So sollte der untertunnelte Schwedenplatz laut VP-Studie an seiner Oberfläche aussehen.

Foto: Bezirksvorstehung des 1. Bezirks der Stadt Wien

Wien – Im November 2013 gab Ursula Stenzel eine Machbarkeitsstudie zur Attraktivierung des Wiener Schwedenplatzes in Auftrag. Ein halbes Jahr musste sich die VP-Bezirksvorsteherin der Inneren Stadt gedulden, dann lag das Ergebnis vor. Der Architekt Stephan Unger und der Zivilingenieur Ortfried Friedreich kamen zum Schluss, dass der bis zu fünfspurige Oberflächenverkehr am Rand des Platzes um rund 15 Millionen Euro in einen zweispurigen Citytunnel verfrachtet werden könnte. Samt Oberflächengestaltung sollten 43 Millionen Euro für den neuen Schwedenplatz ausreichen.

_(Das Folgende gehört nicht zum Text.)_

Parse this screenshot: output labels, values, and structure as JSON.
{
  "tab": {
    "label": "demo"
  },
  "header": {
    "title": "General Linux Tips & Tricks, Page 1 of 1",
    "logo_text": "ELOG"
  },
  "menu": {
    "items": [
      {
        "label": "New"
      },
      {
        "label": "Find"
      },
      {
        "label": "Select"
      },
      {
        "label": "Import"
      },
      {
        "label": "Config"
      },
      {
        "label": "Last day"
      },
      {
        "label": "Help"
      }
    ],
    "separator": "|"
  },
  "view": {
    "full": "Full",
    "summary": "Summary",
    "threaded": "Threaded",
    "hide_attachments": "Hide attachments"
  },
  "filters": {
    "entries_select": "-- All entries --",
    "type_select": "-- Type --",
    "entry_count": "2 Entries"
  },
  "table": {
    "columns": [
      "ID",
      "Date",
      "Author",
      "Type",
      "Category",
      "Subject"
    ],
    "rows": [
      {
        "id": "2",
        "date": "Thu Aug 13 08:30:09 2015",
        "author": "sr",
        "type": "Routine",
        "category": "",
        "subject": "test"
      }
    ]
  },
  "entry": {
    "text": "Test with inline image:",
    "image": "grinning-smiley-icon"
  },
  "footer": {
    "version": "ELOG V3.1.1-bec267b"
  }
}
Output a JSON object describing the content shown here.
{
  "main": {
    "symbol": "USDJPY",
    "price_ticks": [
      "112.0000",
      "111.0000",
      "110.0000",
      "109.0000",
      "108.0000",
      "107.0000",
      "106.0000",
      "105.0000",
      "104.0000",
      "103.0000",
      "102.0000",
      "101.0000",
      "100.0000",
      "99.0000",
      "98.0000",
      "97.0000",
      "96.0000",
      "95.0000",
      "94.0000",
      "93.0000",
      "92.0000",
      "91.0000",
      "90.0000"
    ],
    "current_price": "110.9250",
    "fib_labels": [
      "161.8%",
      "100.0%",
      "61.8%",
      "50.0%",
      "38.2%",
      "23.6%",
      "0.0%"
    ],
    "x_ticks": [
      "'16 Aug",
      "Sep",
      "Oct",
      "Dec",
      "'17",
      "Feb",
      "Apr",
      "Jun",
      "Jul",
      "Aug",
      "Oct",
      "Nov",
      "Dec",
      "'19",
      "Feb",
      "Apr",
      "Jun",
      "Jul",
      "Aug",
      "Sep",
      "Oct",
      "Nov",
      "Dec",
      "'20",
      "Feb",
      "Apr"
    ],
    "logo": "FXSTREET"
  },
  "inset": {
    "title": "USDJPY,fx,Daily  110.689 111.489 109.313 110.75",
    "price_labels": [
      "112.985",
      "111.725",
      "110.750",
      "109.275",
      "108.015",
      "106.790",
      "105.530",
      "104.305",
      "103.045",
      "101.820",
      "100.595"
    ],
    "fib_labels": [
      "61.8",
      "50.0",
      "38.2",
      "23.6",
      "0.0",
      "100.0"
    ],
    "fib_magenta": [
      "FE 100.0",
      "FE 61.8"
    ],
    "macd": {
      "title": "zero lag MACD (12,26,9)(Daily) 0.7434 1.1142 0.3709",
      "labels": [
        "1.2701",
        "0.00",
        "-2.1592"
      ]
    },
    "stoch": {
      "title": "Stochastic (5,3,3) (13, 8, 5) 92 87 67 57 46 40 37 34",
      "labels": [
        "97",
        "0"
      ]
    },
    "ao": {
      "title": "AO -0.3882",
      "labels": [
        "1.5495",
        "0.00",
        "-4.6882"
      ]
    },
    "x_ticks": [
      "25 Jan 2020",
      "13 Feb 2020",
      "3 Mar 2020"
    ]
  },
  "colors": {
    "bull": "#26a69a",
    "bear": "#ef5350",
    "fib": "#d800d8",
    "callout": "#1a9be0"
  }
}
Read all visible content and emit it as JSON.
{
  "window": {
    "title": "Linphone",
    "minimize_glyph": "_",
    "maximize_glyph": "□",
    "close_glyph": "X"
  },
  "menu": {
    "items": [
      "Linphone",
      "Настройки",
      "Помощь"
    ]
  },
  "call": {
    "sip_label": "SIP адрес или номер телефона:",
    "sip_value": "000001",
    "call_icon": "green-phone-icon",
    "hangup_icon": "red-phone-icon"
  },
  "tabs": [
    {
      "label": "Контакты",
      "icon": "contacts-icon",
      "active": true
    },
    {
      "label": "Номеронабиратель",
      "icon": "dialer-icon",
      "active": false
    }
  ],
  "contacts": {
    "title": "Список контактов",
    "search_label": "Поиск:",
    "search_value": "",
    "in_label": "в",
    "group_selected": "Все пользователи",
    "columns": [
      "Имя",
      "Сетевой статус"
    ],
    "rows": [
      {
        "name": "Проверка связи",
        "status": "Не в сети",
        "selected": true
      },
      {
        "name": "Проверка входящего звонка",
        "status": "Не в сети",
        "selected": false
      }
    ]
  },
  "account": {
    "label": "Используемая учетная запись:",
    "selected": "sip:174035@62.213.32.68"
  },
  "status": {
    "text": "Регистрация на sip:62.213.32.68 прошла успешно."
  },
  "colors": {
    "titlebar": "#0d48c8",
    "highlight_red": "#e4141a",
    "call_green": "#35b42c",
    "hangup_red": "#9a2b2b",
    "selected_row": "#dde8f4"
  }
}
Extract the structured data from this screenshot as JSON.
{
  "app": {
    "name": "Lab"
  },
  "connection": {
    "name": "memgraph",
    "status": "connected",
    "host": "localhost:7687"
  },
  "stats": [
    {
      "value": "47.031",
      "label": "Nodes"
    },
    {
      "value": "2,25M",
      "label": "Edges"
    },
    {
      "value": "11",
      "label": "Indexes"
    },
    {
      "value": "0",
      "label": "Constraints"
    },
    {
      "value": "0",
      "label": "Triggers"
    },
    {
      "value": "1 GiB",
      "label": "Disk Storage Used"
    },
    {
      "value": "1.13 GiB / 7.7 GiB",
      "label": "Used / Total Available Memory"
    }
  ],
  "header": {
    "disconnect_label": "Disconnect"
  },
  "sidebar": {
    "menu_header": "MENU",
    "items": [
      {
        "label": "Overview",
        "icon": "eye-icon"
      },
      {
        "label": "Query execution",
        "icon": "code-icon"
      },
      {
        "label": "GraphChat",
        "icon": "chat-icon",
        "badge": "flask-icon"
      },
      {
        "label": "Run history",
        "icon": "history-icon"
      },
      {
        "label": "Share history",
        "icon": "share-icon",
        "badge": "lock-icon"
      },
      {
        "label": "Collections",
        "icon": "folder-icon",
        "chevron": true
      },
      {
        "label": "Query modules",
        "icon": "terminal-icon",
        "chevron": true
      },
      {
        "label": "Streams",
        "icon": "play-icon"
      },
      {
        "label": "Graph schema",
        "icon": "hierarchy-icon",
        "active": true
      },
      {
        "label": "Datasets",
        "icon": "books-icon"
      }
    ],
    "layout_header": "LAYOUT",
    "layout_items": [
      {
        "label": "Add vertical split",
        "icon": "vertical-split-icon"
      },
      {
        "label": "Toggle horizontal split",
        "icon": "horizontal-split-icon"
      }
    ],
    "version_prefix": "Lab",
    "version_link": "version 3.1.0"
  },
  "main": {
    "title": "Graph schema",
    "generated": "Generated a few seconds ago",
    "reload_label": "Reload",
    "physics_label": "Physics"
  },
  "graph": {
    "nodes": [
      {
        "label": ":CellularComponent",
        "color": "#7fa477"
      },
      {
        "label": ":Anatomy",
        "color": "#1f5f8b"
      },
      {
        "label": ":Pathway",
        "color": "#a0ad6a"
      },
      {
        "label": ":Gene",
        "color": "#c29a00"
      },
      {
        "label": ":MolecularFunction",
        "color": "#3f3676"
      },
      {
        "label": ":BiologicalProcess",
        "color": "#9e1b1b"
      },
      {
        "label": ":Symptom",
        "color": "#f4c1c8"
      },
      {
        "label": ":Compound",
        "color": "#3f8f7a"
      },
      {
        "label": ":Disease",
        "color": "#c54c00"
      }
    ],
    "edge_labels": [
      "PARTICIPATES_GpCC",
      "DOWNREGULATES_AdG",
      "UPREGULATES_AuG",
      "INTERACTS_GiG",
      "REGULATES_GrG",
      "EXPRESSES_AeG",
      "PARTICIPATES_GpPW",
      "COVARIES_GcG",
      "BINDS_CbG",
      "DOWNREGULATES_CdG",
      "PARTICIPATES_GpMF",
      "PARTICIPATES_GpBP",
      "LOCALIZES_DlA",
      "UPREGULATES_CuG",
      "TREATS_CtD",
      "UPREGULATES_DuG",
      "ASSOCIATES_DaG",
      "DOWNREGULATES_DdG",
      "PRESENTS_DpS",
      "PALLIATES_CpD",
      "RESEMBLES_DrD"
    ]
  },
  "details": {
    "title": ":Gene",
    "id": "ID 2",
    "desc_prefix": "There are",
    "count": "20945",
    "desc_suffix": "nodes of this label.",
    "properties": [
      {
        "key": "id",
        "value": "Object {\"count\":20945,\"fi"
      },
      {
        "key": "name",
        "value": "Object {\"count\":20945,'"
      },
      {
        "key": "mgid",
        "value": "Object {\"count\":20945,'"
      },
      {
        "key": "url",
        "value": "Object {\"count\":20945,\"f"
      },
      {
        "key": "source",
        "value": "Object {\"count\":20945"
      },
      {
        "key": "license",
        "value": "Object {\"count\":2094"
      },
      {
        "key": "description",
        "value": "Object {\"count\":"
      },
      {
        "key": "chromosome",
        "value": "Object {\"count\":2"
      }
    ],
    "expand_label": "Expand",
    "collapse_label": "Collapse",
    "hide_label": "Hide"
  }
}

Weniger Territorium für den motorisierten Verkehr, der gleichzeitig aus dem Blickfeld der Wiener und ihrer Besucher weicht: Es klang wie der Prototyp eines Vorschlags der Grünen. Dennoch hielten sich Verkehrsstadträtin Maria Vassilakou und ihre städtischen Grünen mit Enthusiasmus für das Projekt zurück. "Ich hege die Hoffnung, dass eine Untertunnelung doch technisch machbar und leistbar ist", ließ sich Vassilakou im September immerhin noch entlocken.

Untertunnelung "mit astronomischen Kosten verbunden"

Technisch machbar, das wäre das Bauvorhaben vielleicht noch, leistbar aber nicht, so lautet nun der offizielle grüne Standpunkt. Was hat sich getan? Die Verkehrsstadträtin ließ Stenzels Vorhaben prüfen, und ihr Fazit ist eindeutig: Die Untertunnelung wäre "mit astronomischen Kosten verbunden" und würde zu einem Verkehrskollaps führen.

Das prüfende Ziviltechnikbüro Arealconsult führte eine Vergleichszählung in einem anderen zweispurigen Wiener Tunnel durch. 1652 Fahrzeuge passierten in der Spitzenstunde den Tunnel, der am Wiedner Gürtel unter dem Matzleinsdorfer Platz hindurchführt. Diese Zahl vertrage die Unterführung noch ohne größere Staus.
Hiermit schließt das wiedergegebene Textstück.